Our darling Kate is thought of often, with joy more often these days, which is nice.  Tonight was Thanksgiving and she was missed.  I can only imagine how she would fit at our dinning room table.  Kyle and I spent some time talking about her this evening, and the truth is, had Katie lived we likely wouldn’t have the kids we have today, we wouldn’t live at this house, and even  our dining room table would be different too.  None the less, I like to imagine her as though she would have fit into this family,and this life.

October is Baby loss awareness month, October 15 is the international remembrance day for the same cause. So I think of her more often this month.  When I log on to facebook about half the people I “converse” with have an emblem for the cause as their avatar.  In fact about 1/2 of my friends, maybe more, have lost a baby, it’s a strong connector.

So whether you’ve lost a baby to miscarriage, stillbirth or neonatal death, or you know someone who has, it is a day to remember all the tiny people who hardly had any time on this Earth.  If you are reading this I’m asking you to light a candle for Katie, whether you knew her or not:

Everyone is invited to light a candle on October 15th at 7pm in ALL TIME ZONES.

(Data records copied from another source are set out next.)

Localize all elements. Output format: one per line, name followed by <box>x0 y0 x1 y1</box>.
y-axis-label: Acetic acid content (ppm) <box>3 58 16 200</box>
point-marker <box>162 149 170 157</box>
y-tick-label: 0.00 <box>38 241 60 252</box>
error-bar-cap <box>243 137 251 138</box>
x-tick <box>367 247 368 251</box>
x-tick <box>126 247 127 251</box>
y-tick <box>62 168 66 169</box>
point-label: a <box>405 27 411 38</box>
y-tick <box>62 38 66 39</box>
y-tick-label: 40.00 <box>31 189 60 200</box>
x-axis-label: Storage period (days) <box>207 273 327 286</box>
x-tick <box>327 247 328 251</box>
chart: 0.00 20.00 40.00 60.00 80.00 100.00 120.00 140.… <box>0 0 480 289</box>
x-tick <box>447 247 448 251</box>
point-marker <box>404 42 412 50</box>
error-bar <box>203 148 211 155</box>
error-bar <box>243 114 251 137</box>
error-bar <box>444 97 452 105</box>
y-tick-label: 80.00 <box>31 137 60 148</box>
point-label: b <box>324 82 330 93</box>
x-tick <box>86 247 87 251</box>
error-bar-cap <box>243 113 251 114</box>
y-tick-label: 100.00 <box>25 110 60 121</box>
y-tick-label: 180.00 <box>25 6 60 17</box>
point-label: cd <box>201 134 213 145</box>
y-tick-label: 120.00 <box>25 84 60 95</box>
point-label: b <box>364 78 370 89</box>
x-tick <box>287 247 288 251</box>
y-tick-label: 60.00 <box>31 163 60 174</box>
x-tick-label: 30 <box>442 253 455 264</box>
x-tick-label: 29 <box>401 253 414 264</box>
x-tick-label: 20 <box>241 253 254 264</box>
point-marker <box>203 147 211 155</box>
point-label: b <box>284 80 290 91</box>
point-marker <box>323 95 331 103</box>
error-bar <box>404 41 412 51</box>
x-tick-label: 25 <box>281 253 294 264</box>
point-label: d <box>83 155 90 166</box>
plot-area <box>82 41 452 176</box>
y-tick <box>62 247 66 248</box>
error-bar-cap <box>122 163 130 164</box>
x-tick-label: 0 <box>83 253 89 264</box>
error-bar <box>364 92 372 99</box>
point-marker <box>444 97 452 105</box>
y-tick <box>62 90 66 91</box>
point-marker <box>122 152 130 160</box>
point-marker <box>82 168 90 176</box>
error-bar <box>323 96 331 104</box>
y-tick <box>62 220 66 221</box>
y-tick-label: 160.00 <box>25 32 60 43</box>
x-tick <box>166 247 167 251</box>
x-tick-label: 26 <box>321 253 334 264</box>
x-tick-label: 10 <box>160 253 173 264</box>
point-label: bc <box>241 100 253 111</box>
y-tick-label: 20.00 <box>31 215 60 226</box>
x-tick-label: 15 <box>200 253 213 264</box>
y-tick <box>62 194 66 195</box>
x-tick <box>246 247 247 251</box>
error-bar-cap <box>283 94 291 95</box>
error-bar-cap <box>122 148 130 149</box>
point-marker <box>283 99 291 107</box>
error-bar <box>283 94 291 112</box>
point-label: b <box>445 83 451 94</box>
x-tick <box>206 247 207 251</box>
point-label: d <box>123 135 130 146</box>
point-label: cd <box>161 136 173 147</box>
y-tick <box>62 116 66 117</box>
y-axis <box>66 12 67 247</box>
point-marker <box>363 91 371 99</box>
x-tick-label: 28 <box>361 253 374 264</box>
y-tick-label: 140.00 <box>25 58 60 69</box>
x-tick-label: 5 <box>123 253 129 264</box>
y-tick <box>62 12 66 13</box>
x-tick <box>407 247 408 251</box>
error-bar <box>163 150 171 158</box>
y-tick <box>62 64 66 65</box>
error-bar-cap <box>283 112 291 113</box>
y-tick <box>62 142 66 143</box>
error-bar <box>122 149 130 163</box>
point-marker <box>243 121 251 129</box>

If everyone lights a candle at 7pm and keeps the candle burning for a least 1 hour, there will be a continuous WAVE OF LIGHT over the entire world on October 15th, Pregnancy and Infant Loss Remembrance Day.

For more information please visit http://www.october15th.com/

If you have lost a baby there is also a great site where you can post your picture as “The face of pregnancy and infant loss”  it also adds your baby(ies) name(s) to a wall of remembrance.  It is, of course, an American site with American stats, but is incredibly moving. http://www.iamtheface.org/

And hey if you are going to light, or lit a candle for Katie it would do my heart some good if you say so in the comments box.